Children with severe adenoviral pneumonia have a high mortality rate and a long recovery period, and their mortality rate can be up to 10% [22]. Of the 285 cases, 2 children died (7.02%), one was severely infected with hemophagocytic syndrome and pulmonary hemorrhage, and the other was with ARDS. Severe adenoviral pneumonia is easily associated with impaired multiorgan function. Severe intrapulmonary lesions, ARDS, and severe coagulation abnormalities are mostly the direct causes of death in children [23], which is consistent with the 2 children who died in this study. Unfortunately, 14%-16% of the recovered patients may have sequelae of different degrees [24]; occlusive bronchitis and bronchiectasis are the most common complications in children with severe adenoviral pneumonia.
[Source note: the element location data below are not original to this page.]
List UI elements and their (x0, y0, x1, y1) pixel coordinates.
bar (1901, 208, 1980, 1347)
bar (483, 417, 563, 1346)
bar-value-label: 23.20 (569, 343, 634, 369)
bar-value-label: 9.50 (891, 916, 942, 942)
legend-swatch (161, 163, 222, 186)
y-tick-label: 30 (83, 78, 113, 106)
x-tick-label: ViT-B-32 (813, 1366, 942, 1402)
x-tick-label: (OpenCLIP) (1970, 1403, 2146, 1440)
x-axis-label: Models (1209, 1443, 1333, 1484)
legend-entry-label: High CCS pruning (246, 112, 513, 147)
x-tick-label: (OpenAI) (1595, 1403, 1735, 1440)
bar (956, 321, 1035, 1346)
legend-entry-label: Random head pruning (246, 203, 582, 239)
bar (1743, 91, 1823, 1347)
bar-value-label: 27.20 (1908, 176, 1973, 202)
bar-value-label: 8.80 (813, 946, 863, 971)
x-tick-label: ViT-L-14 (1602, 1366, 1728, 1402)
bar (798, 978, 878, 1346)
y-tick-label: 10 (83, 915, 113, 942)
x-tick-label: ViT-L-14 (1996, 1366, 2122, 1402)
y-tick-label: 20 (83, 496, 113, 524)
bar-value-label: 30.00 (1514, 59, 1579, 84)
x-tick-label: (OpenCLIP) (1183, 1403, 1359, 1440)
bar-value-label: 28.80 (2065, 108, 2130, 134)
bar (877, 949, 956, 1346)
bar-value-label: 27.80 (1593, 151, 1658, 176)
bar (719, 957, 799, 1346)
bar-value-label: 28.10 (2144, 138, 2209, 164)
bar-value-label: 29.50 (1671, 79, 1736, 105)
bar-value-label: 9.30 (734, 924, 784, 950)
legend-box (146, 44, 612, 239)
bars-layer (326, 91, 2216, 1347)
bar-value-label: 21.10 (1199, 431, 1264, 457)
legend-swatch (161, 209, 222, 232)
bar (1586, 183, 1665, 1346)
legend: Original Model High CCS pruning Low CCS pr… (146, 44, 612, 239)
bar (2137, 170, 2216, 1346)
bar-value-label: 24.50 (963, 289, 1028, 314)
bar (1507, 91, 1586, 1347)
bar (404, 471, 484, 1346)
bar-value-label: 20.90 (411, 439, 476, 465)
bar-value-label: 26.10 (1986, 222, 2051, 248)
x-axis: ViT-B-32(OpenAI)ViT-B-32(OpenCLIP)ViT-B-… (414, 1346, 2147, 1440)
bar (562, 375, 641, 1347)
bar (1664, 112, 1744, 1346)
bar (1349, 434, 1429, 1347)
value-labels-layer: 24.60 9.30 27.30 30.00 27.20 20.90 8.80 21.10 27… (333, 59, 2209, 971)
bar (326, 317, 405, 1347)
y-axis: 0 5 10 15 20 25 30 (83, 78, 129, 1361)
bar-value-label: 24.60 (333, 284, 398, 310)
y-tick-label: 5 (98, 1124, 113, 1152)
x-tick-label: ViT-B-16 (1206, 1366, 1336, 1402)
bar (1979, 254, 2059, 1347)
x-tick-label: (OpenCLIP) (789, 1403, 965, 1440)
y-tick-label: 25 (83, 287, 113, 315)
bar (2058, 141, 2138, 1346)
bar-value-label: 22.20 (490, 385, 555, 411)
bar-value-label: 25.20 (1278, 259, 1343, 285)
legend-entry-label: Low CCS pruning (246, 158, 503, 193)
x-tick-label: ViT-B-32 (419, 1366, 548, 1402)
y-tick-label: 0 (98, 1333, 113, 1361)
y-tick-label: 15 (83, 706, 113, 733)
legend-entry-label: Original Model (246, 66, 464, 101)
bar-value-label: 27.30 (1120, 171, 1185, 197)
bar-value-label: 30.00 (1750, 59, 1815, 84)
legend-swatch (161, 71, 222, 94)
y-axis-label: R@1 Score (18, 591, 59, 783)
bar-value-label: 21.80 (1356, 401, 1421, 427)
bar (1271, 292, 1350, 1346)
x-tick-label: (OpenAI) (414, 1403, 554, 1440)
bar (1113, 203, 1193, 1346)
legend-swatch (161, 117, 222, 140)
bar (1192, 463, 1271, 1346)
Some severe adenoviral pneumonia cases may still hear wheezing in the lungs during recovery, accompanied by varying degrees of wheezing [25]. Therefore, treatment to improve small airway ventilation is still needed in the adenoviral pneumonia recovery period to improve the long-term prognosis of children as much as possible.

5. Conclusions

The conducted research clearly shows that children with adenoviral pneumonia were usually under 2 years old. Severe clinical manifestations and many complications are positively related to the severity of the disease. AST, LDH-L, PCT, ferritin, and D-dimer levels have important clinical implications for assessing disease severity. If the accurate assessment of the severity of the disease is evaluated sooner and if the treatment is performed in time, the child will be treated better.

Data Availability

All data generated or analyzed during this study are included in this article. All data and materials are presented in Material and Methods and Results as shown in figures and tables.

Conflicts of Interest

The authors declare that they have no conflicts of interest.